The BJP's boorish vice-president has been expelled from the party to assuage feelings.
So low was the personal abuse hurled at the stalwart UP leader Mayawati by a vice-president of the state BJP that the saffron party’s bigwigs quailed in Parliament when a united Opposition tore into it on Wednesday. In the Rajya Sabha, finance minister Arun Jaitley, the Leader of the House, was for once pushed on the back foot. He said, “It is not right and I condemn the use of such words and I will look into this matter...” Ms Mayawati was present in the House and made it clear that a mere expression of regret will not do.
State elections are due in UP in just over six months’ time.
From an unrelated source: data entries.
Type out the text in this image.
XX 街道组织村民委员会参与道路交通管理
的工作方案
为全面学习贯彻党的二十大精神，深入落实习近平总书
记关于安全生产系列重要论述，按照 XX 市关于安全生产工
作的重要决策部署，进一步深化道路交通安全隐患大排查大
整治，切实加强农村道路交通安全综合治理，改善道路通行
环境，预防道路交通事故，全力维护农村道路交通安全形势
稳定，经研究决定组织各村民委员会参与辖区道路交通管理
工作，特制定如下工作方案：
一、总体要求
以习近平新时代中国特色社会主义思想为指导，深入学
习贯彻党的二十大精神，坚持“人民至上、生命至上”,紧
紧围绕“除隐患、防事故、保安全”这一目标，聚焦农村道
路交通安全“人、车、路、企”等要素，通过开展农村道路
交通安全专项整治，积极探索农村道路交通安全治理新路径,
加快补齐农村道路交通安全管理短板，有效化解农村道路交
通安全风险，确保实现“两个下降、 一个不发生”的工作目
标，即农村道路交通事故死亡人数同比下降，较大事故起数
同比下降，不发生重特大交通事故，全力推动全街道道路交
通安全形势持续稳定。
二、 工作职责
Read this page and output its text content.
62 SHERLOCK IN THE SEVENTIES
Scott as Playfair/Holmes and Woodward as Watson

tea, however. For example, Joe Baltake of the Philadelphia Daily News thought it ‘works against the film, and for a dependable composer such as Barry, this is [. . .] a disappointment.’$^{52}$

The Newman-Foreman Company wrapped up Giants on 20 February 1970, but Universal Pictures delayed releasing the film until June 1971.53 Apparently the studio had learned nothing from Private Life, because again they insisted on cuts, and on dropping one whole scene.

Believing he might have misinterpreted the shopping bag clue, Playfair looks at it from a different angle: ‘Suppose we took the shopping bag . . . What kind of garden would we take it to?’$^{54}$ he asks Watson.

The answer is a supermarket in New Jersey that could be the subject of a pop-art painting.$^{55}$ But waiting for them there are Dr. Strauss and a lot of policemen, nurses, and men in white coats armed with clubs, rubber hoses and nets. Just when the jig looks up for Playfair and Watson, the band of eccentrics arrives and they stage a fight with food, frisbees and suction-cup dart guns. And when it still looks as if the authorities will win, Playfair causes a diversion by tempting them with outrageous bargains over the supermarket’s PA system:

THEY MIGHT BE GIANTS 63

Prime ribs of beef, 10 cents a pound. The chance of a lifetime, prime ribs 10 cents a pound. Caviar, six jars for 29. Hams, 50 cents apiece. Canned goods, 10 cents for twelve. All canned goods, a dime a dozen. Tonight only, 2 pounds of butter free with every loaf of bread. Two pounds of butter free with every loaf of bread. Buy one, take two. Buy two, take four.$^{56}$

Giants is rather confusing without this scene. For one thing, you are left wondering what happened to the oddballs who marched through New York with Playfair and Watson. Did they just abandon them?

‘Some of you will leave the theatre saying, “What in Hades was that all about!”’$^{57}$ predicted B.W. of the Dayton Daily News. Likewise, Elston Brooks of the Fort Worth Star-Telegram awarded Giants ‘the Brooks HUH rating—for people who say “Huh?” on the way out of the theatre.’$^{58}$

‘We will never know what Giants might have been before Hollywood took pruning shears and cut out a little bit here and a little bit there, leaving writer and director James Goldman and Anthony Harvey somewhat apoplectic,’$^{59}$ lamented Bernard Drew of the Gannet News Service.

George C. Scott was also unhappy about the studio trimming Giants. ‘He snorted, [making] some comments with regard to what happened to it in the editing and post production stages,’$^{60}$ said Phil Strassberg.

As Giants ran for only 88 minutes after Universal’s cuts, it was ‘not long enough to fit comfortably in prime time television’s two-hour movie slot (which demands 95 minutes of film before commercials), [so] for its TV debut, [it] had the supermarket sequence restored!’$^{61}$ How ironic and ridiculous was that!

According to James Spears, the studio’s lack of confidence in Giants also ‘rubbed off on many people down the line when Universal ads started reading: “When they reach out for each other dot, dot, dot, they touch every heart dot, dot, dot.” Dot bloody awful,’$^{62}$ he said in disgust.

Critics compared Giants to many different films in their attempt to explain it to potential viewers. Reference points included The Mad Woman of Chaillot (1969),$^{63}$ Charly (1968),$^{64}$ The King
If the BJP performs below par, many believe that the countdown for the Modi government at the Centre may just begin. In the event the BJP’s boorish vice-president has been expelled from the party to assuage feelings. Is this adequate retribution for comparing a leading light of the Opposition to a sex-worker?
Leave alone the dalits, whom Ms Mayawati has represented in spectacular fashion for more than a quarter century, would society more broadly think the man who insulted the former chief minister in this singularly vile fashion had received proportionate punishment? The BJP would doubtless be weighing this question as it desperately tries to overcome its image of being an anti-dalit party and takes steps to win over local dalit leaders in UP to break into Ms Mayawati’s stronghold.
The fact that the BJP leader guilty of traducing the country’s most significant dalit voice belongs to an upper caste, complicates the picture for the BJP, which is trying to strike a balance between the upper castes and the traditionally oppressed dalit society which it is trying to woo. In recent times, particularly since the establishment of a BJP government at the Centre, leading figures of the BJP, and the Sangh Parivar, have notched up quite a record in the use of abusive language, especially against minorities and dalits, and have not spared the tallest Opposition leaders, among them Sonia Gandhi. Lines of gender have been crossed, just as in the present instance.
When a junior minister of the Modi government — a sadhvi — used unprintable language against Muslims in a Delhi speech, the PM said he was personally regretful and urged the Opposition not to block Parliament proceedings. That’s the last anyone heard of Mr Modi intervening in such shocking cases. It will be watched with interest if such a pitiable record will be maintained when the crucial UP polls are near.